The increasingly sophisticated attacks by Islamist insurgents in northern Mozambique are starting to grab the world’s attention, not least because the jihadists have recently started to promote their links to the self-styled Islamic State (IS). The province in which this insurgency is taking place – Cabo Delgado – has seen significant gas reserves discovered off its coast in the last 10 years, igniting the interest of energy investors; however, as attacks intensify and Russian paramilitary forces step in to quell the insurgency, it looks like the writing could be on the wall for many investors hoping to profit from Mozambique’s LNG boom.
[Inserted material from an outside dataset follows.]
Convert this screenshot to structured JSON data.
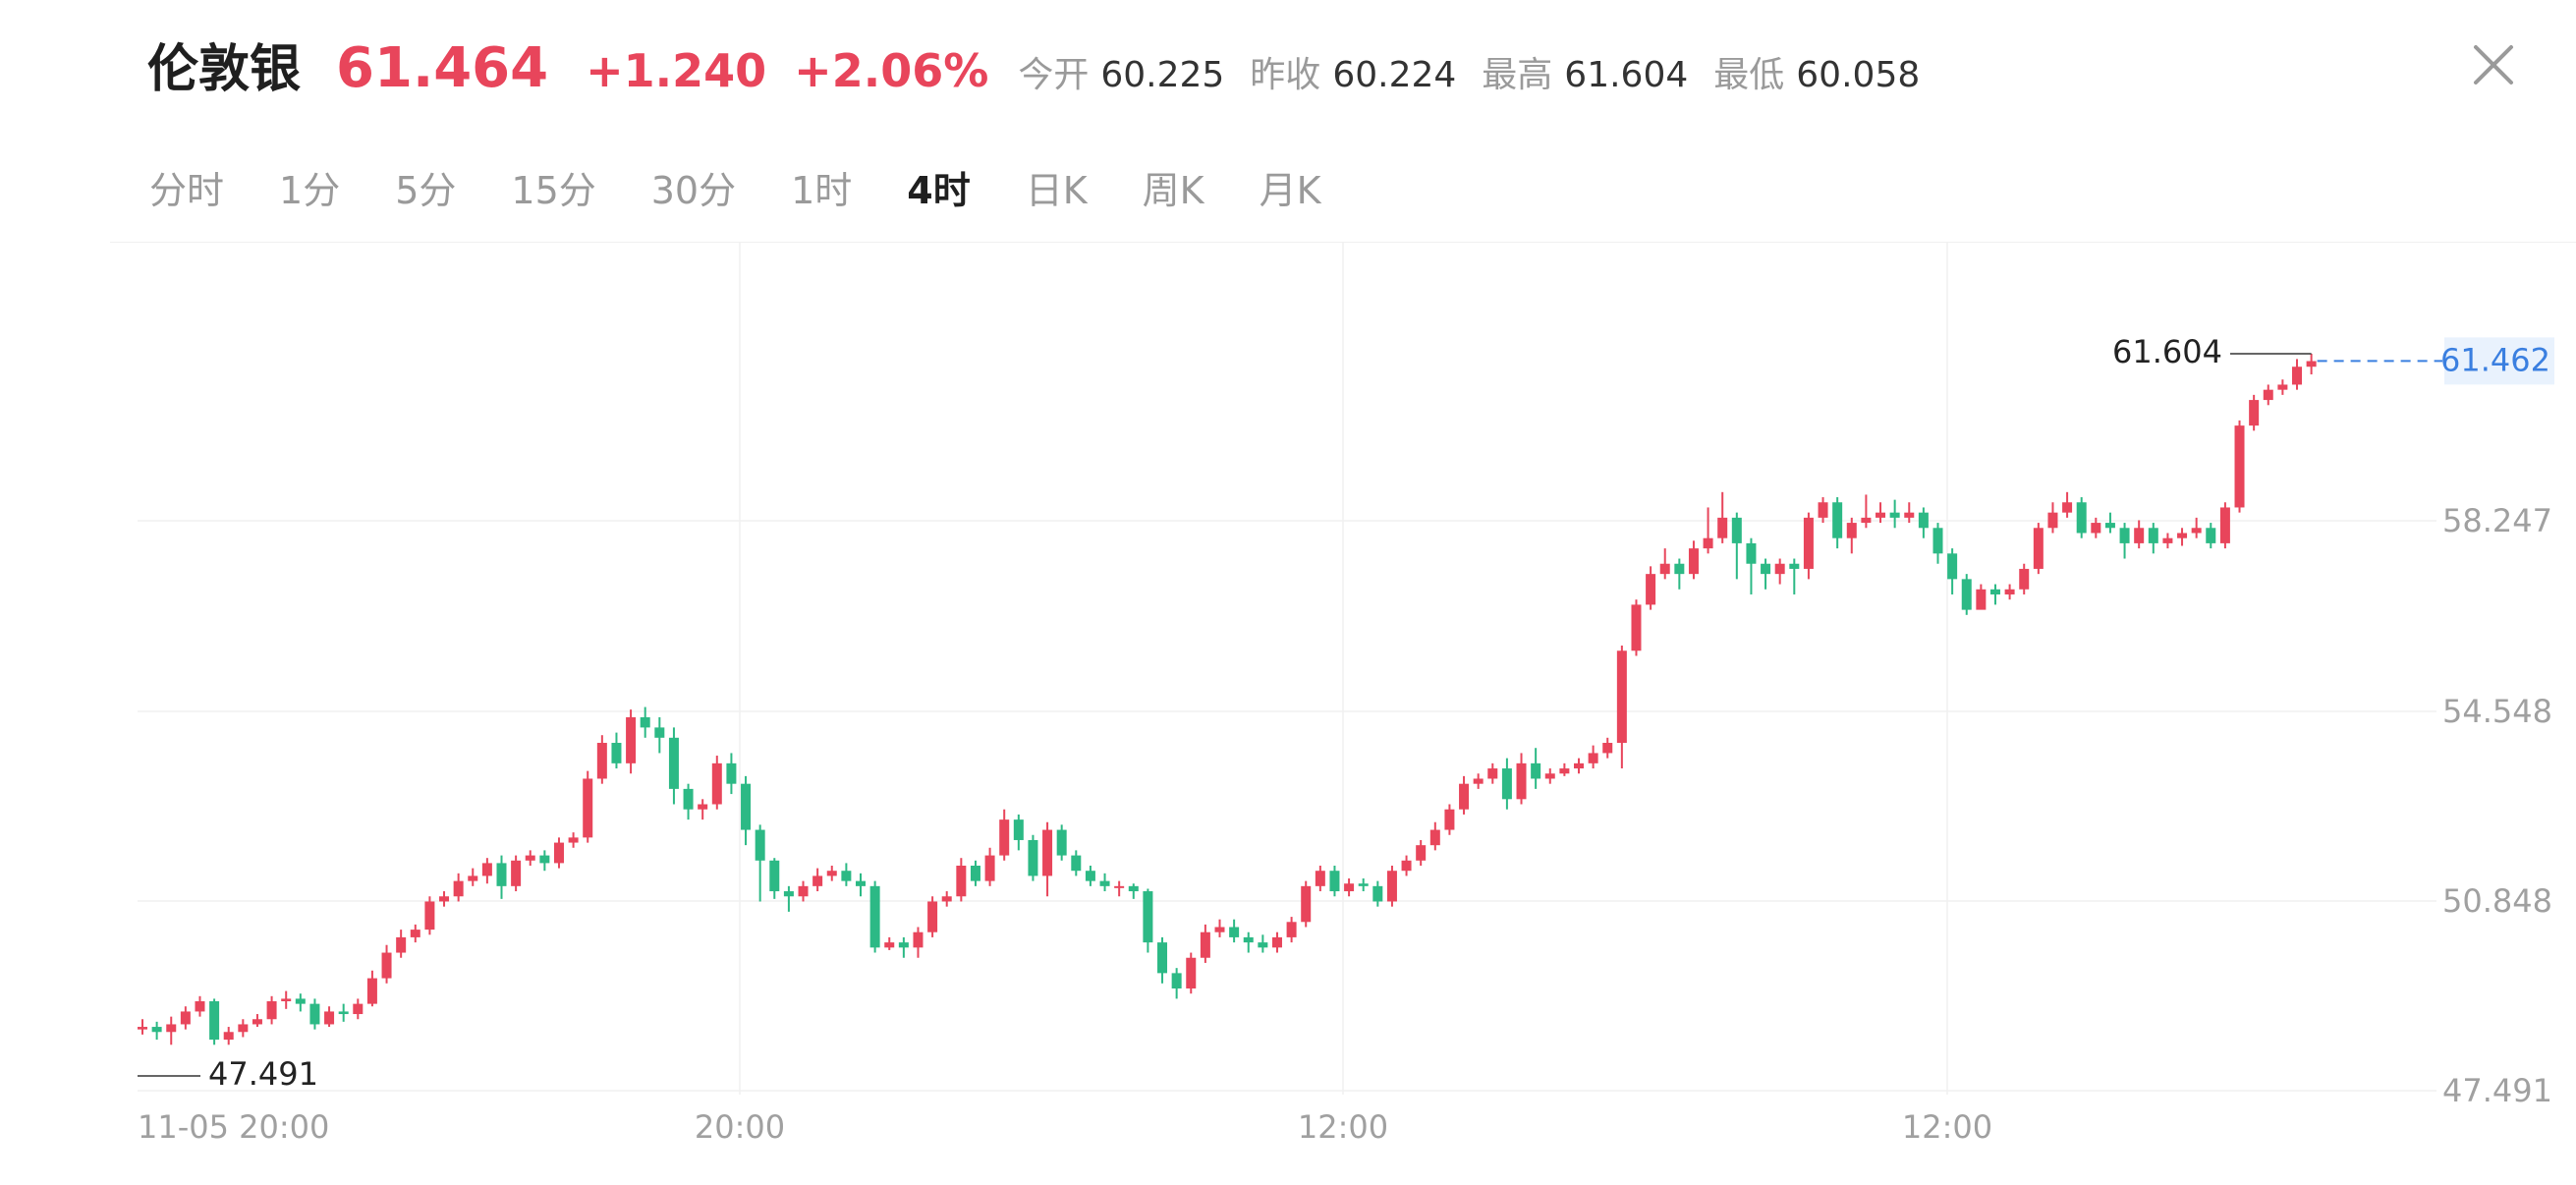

The local Islamist insurgents, which go by the name Ansar al-Sunnah, launched their anti-state campaign in October 2017, attacking villages and army convoys in Cabo Delgado. Its leadership and command structure have remained somewhat of a mystery to outsiders, although it is thought that its early backers were followers of Aboud Rogo, a radical Kenyan cleric who was killed in 2012. The group was born out of a local religious sect in Cabo Delgado called Ansaru-Sunna, which became increasingly radicalised, developing close links with Islamic fundamentalist clerics in Tanzania and enforcing their puritanical brand of Islam on the local population in northern Mozambique. It is widely understood that the movement has since been co-opted by IS, which has claimed responsibility for several of Ansar al-Sunnah’s recent attacks and calls the group an affiliate of its Central Africa Province.
While the exact level of control that IS has over the group remains unclear, attacks have certainly escalated during the first half of 2020 and, given their level of sophistication, it seems likely that the group has received support from an external player. Waving IS flags, Ansar al-Sunnah seized the port town of Mocimboa da Praia in March, before swiftly looting and vacating it. Days later, they destroyed the district police’s headquarters in the town of Quissanga, killing scores of state security personnel in the process.
This is a worrying sign of a potential new front for IS in Africa, particularly as similarities with other insurgencies could foreshadow what is to come. The situation echoes that of Boko Haram in Nigeria, which also began its life as a marginalised religious sect that exploited local grievances before launching a deadly military campaign. Much like in northern Nigeria, Cabo Delgado is fertile terrain for jihadist recruitment because it is Mozambique’s poorest province, with high unemployment and a large rural population. The province’s predominantly Muslim communities also feel neglected, after being largely left out of national politics, which has been dominated by the ruling FRELIMO and opposition RENAMO since the beginning of the civil war in 1977.
This creates a serious challenge for energy investors interested in Mozambique, as Cabo Delgado is also the site of Africa’s three largest LNG projects, which combined are worth approximately USD 55bn. The projects are concentrated in a region known as the Afungi Peninsula, an area close to Mocimboa da Praia, the site of Ansar al-Sunnah’s brief takeover in March. The situation is further complicated by the recent involvement of Russian paramilitary forces in the region, which has raised suspicions that Russia is using the conflict to extend its ‘Syrian Model’ into Africa; offering mercenary support to the government against insurgents, so as to secure lucrative resource extraction licences.
All of which is exacerbated by the thorny issue of another smaller insurgency taking place further south. RENAMO only signed a peace agreement in August 2019, after resuming hostilities in 2013, and already this agreement is starting to fray at the edges. A faction of RENAMO – which styles itself as the RENAMO Military Junta (RMJ) – has rejected the party’s decision to end hostilities and continues to carry out attacks in the centre of the county, particularly in the province of Manica. While there is nothing to suggest that there are, or will ever be, any ties between RMJ and Ansar al-Sunnah, the insurgency in central Mozambique will continue to draw much needed military resources from the north of the country.
This is of particular concern as, unlike in the centre of country, Mozambique appears not to be able to rely on the support of its northern neighbour in its fight against Ansar al-Sunnah. While Zimbabwe has been proactive in engaging with the Mozambican government against RMJ, Tanzania has been noticeably absent from assisting in the north of the country. It has been speculated that the government of John Magufuli is keen for Tanzanian Islamists to pre-occupy themselves with matters across the border; a strategy which could come back to haunt his administration.
The government in Maputo is therefore in a precarious situation, with two insurgencies to attend to and Russia inserting itself as a key military ally. Despite the heavy losses experienced by Russian paramilitaries, it seems likely that the country will continue to play a major role in the fight against Ansar al-Sunnah. This will undoubtedly have implications for Mozambique’s much heralded and now under threat LNG boom, placing Russian firms in prime position to secure future contracts in this field at the expense of investors from elsewhere.